Ove Hansen

Personal information
- Date of birth: 9 April 1966 (age 60)
- Place of birth: Denmark
- Position: Striker

Senior career*
- Years: Team / Apps / (Gls)
- 0000–1985: BK Herning Fremad
- 1985–1994: Ikast FS / 65 / (28)
- 1995: OB / 7 / (1)
- 1995–1996: Ikast FS / 23 / (2)
- 1997–1998: SV Ried / 39 / (6)
- 1998–1999: Aarhus Fremad / 23 / (4)
- 1999–2000: Holstebro Boldklub

= Ove Hansen (footballer, born 1966) =

Danish footballer (born 1966)

Ove Hansen (born 9 April 1966) is a Danish former footballer who played as a striker.

==Early life==

Hansen was born in 1966 in Denmark.
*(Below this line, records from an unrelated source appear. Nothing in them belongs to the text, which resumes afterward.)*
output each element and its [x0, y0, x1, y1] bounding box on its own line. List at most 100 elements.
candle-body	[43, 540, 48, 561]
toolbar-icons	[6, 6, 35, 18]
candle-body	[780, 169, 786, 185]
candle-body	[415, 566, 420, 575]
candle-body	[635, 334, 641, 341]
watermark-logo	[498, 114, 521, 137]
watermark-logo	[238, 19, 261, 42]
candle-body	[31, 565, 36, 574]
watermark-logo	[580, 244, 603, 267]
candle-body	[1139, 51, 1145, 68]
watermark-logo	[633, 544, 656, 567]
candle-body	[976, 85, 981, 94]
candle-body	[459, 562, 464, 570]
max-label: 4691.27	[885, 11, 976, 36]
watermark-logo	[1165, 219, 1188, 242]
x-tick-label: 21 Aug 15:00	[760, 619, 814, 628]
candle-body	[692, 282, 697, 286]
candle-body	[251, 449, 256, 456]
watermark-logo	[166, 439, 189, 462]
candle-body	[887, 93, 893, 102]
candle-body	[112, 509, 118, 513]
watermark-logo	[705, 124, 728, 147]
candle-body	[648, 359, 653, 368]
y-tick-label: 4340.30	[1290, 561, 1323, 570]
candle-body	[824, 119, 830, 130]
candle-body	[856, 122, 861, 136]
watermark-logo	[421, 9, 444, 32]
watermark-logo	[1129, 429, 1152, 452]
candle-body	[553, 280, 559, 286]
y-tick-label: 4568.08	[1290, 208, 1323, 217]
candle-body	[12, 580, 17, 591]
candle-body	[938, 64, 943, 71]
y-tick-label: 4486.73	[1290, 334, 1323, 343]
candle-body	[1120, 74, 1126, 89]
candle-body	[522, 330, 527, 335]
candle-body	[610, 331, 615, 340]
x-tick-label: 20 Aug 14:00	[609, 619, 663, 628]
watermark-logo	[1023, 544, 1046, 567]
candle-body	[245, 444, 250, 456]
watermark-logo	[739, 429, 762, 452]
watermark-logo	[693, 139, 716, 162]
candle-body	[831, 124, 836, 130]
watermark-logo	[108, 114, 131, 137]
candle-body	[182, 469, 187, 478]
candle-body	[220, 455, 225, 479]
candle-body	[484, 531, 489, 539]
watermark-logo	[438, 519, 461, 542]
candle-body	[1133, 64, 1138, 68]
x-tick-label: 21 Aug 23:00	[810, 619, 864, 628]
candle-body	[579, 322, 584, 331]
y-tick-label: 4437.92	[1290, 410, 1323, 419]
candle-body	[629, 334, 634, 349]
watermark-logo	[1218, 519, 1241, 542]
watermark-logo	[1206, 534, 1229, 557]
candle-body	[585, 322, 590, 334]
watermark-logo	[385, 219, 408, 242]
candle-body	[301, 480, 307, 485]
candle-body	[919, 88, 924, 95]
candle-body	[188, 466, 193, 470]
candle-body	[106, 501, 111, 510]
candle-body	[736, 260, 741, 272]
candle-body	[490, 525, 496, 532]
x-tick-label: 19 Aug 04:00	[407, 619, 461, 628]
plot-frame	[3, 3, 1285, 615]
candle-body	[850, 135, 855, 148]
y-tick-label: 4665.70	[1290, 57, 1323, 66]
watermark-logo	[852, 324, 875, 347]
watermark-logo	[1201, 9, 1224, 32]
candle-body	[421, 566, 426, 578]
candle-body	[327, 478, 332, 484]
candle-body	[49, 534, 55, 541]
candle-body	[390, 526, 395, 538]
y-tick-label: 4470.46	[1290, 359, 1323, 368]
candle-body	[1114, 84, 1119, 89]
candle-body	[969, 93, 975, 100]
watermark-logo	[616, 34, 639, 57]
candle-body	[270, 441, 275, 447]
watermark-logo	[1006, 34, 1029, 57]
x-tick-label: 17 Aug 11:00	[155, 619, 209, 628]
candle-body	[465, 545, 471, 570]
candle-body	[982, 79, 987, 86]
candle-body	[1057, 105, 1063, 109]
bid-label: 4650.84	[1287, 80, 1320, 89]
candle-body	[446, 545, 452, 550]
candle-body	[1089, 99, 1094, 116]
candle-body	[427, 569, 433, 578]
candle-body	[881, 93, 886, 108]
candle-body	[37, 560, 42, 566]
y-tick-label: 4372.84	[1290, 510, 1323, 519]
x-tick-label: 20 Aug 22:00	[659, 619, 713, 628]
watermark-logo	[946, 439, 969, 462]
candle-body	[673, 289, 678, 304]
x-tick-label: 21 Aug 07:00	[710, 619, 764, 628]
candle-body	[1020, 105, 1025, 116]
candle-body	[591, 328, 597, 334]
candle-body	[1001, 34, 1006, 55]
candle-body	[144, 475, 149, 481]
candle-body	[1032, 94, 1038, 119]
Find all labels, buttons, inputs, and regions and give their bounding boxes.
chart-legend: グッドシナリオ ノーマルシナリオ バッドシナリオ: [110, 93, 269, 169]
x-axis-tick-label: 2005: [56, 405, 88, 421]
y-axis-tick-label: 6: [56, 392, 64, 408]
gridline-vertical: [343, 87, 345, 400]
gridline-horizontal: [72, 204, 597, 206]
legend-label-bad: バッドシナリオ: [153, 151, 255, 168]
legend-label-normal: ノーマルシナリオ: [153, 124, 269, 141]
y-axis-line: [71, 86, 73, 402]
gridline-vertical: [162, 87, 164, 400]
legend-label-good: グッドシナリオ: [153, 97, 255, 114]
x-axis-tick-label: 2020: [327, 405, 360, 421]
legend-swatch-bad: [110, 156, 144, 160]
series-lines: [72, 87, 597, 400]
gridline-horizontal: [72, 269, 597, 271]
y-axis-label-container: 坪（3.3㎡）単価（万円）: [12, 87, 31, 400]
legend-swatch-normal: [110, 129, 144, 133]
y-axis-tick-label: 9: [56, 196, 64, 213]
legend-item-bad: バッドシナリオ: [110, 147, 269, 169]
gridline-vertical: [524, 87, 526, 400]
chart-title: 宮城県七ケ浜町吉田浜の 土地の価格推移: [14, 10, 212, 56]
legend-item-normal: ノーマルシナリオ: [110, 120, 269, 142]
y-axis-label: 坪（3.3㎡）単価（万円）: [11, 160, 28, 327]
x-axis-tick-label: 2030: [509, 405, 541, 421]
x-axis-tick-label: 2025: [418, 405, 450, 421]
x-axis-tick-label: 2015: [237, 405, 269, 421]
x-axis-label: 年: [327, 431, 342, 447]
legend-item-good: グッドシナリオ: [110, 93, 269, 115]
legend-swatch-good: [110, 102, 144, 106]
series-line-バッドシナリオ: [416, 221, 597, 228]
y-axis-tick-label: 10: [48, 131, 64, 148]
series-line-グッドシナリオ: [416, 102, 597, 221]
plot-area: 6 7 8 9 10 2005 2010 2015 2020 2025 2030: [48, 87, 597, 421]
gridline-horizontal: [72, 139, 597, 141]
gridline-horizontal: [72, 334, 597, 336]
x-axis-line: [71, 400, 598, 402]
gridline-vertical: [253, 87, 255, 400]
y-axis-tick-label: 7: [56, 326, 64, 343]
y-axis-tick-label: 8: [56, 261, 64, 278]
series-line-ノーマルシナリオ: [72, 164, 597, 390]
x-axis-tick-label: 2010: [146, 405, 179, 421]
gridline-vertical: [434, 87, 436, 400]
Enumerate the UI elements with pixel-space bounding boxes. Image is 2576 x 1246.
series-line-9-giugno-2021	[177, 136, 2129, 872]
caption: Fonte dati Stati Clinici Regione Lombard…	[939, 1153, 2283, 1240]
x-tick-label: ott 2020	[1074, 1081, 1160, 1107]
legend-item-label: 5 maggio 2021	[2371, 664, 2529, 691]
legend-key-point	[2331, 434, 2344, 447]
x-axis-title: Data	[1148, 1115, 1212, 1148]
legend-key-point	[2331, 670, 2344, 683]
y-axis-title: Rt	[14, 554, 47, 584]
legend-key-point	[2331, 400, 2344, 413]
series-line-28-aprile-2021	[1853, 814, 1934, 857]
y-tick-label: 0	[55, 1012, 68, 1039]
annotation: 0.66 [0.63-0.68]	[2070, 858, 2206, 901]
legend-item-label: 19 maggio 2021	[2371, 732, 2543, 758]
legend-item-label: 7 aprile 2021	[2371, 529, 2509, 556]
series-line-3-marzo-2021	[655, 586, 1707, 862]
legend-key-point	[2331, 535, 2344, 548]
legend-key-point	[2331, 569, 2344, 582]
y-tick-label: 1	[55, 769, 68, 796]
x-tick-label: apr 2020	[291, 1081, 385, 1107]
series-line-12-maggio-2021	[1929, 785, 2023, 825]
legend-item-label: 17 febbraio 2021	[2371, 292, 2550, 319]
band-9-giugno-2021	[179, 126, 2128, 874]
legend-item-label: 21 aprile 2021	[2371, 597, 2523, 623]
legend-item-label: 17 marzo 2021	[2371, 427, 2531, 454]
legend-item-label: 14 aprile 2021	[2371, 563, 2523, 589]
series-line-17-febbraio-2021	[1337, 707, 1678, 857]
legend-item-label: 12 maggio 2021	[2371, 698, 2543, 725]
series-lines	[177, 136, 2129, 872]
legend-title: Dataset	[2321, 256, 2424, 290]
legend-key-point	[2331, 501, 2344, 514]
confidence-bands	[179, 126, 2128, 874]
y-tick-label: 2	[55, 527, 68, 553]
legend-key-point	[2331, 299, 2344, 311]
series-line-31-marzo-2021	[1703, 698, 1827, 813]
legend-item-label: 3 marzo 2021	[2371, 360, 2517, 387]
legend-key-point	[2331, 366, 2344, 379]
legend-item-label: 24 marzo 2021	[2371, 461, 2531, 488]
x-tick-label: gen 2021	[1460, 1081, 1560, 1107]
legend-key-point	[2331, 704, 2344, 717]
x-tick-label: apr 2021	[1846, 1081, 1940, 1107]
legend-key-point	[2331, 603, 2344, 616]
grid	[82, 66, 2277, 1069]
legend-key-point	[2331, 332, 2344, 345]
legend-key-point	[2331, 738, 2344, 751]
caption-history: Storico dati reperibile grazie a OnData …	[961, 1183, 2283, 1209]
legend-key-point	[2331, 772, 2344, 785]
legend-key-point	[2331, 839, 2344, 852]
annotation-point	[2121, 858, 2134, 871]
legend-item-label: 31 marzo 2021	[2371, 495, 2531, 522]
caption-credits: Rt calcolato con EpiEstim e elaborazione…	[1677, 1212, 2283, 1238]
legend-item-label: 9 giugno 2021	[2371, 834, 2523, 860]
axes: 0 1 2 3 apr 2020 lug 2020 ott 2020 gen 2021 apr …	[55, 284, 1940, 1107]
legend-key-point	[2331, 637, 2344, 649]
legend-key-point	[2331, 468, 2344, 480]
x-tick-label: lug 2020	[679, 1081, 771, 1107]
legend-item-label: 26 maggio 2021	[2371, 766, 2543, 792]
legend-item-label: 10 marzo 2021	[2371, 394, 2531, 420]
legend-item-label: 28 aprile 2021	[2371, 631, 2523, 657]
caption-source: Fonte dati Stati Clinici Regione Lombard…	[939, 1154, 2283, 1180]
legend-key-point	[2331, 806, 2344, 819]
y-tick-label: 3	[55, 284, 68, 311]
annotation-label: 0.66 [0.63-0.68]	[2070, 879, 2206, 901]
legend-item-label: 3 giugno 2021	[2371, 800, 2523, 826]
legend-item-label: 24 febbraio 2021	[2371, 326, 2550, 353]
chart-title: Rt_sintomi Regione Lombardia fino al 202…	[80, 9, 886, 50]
He was nicknamed "Turbo".

==Career==

Hansen started his career with Danish side BK Herning Fremad. In 1985, he signed for Danish side Ikast FC. In 1995, he signed for Danish side Odense Boldklub. In 1995, he returned to Danish side Ikast FC. In 1997, he signed for Austrian side SV Ried. In 1998, he signed for Danish side Aarhus Fremad. In 1999, he signed for Danish side Holstebro Boldklub.

==Style of play==

Hansen mainly operated as a striker. He was known for his speed.

==Personal life==

Hansen has been married. He is the father of Danish sprinter Simon Hansen.